The current tugged her toward her kingdom, and she followed it, leaving her boat behind. There were several more waterfalls along the way - Lizzie noted the lowering water level anxiously - but they were much easier to fair once she could just swim over them.
And then she hit the muddy ocean floor.
Or what used to be an ocean’s floor. Her entire kingdom was… “Dry.”
Lizzie sprang to her feet, pulling out a rocket to get an aerial view.
The shipwreck was dried out.
All the boats had sunk.
Her lilypads had cracked once they hit the ground, and her people were nowhere to be seen.
The only thing that remained intact was the Prisma Palace, and she landed at the top of the steps.
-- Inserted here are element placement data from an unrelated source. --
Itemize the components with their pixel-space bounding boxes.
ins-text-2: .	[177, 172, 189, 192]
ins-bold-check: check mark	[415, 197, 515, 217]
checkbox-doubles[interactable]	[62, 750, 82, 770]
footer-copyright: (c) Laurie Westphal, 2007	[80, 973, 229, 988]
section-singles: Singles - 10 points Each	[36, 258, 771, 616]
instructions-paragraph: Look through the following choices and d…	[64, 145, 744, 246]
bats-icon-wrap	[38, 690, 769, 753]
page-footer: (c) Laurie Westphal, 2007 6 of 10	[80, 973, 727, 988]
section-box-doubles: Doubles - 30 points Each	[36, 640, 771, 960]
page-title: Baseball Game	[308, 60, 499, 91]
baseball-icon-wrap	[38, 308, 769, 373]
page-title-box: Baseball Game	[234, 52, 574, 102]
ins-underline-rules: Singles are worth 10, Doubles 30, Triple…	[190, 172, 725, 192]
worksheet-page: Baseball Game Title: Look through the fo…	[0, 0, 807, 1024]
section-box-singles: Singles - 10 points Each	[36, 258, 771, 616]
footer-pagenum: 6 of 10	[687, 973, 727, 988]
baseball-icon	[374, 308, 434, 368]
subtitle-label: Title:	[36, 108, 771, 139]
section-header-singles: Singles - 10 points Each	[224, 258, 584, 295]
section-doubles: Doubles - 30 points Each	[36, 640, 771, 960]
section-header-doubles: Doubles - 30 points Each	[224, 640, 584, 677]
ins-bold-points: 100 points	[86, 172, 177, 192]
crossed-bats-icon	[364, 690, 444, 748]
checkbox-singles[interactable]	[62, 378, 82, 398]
“My Ocean… is gone,” she whispered.
A splitting pain struck her head. Bewildered, she raised a hand to cradle it - and stared in shock at the human appendage. The webbing between her fingers had disappeared, her claws had shrunk back into fingernails, and the blue scales that had coated her skin were rapidly receding. If they ever were to leave the water…
“No, no, no!” She cried. “I didn’t leave the water, I didn’t! It left me! It’s not my fault!” But the universe ignored her pleas, and in a moment, the transformation had been undone.
At the top of the steps of a tower, a pink-haired human stood in armor much too large for her, a crown slipping down her face, with no memories except her name and a pair of amber eyes.